A while back I read and reviewed Homeland, the sequel to Little Brother. I’d been meaning to get around to Little Brother, and its pick as San Francisco’s One City One Book gave me the push that I needed.
Little Brother takes place in a present day, slightly dystopian version of San Francisco (these is more obvious surveillance, tracking, blind patriotism, and privacy breaches). The premise is that terrorists have blown up the Bay Bridge, and our teenage narrator and his friends just so happen to be ditching school Downtown when it happens. In the wrong place at the wrong time, they get arrested and jailed & abused in a secret prison on Angel Island. Our narrator Marcus gets out and basically starts a secret internet and technology-based revolution.
Like Homeland, the really big strengths of this book are in the political messages. They are about the stifling prevalence of surveillance, the problems of illegal secret imprisonment of innocent people, and the importance of privacy. The story was ok, and it’s clear that effort was put into making the characters human, but it honestly seemed more like padding for all of the exciting concepts presented. Actual timing and events in the narrative felt kind of dizzy and lumpy. Ultimately, it was the action and the politics that moved me through the book. If anything, this exciting and thematically important book will make you want to re-check your privacy settings…
The author took care of a lot in 310 pages!
Modern-day teenage Mallory feels like her life is falling apart when she dumps her boyfriend after learning that he’s been cheating on her with another girl on the internet. In this same spot of time, she finds a list of goals that her grandmother made as a teenager. The brief list included items such as “run for pep squad secretary,” “find a steady,” and “sew a dress for homecoming.”
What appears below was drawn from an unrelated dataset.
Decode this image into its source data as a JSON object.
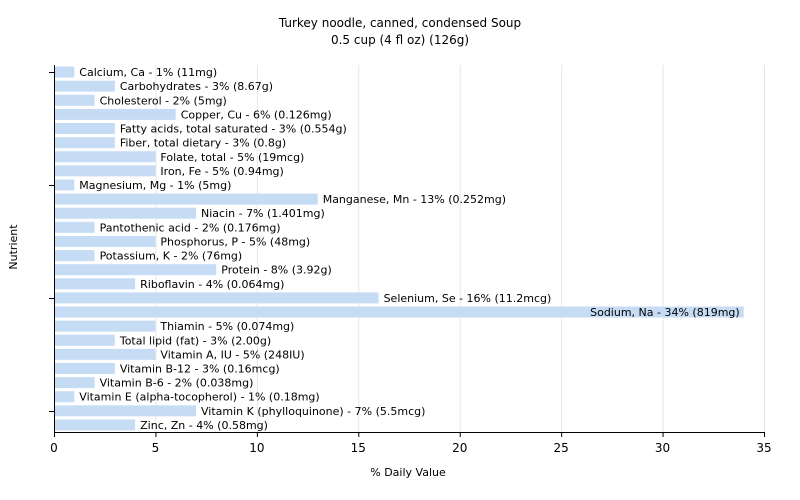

Floored by the simplicity of these goals, and assuming that life “back then” must have been much better in its apparent simplicity, Mallory decides that her own life needs some simplifying, and makes the goal to do everything on her grandmother’s list. Oh, and to live as much like her grandmother did in the 1960’s as possible, and avoid using all modern electronics until homecoming, which is a few weeks away.
This book was great! Mallory and the other characters had plenty of dimension, there was a hearty nod to thrift stores and vintage fashion (which I was happy about), and the background family drama/mystery was interesting enough to keep me reading– but not overwhelming enough to cloud the story. It’s definitely a book for teenagers (especially for digital natives who were born in the age of the internet and cell phones), but it’s unique and multidimensional enough to be an entertaining diversion for a YA-loving adult.
Find a copy at your nearest library
My life kind of exploded for a while, and I was pretty much not reading. There was lots of school work, one epically awful day, and a whole bunch of work stuff. My spring break officially started yesterday, so I can relax and get my life back into the realm of awesomeness (and ideally design a way to keep my life from exploding again). Onto the good stuff:
Confession: I read this book because it includes lots of references to Noisebridge, a place where I go fairly often.
Homeland is a follow-up to Little Brother, which I have not read. Homeland has a Sci-Fi feel (but this shit’s real) with an action adventure edge, with a little nonfiction thrown into the fiction. I have a weirdo librarian fantasy about talking to the author about how he feels about the categorization of his book as YA Fiction. This is entirely possible, as we can both sometimes be found in the same places (see above).
So Marcus’s life has finally chilled out after a massive super-hacker political adventure in the previous book (he, like, saved lives and got kidnapped and got hacker-famous and stuff), and he’s having the time of his life at Burning Man with his girlfriend. And then in the middle of the fun, he encounters and old nemesis who hands him a flash drive filled with lots of really explosive political information, and his new found calm is pretty much instantly blasted into a million pieces.
I was a little slow getting into the book, but after about 75 pages, I got addicted.
The narrative is atypical. Detailed technical explanations of different (real life and sometimes similar to real-life) things (in the voice of the narrator) frequently punctuate the story (I really liked the instructions for making cold brewed coffee and some of the political stuff– but some of the technical explanations were way over my head and I merely skimmed them in pursuit of returning to the narrative). Marcus is supposed to be 19 and super awesome– but his worldly knowledge is a little bit unbelievable (yet still inspirational). The subject matter is all very contemporary (and rooted in real life)– so having your good pal Google at your side will help you make your way through the information-rich text (Also, there’s TONS of tech-talk. google it, and you’ll be mostly ok). I found that I was less-impressed with the story (I don’t think it was unpredictable enough), and more impressed with all of the details that surrounded it. Some kind of super-modern interactive ebook version of this book would be awesome.
Maybe I was simply emerging from my aforementioned funk– but as I was finishing the book I felt energized. I got back into the EFF. I started thinking about how workshops on internet security and intellectual freedom could work at the library. I got angry again about messed up government stuff. It was good.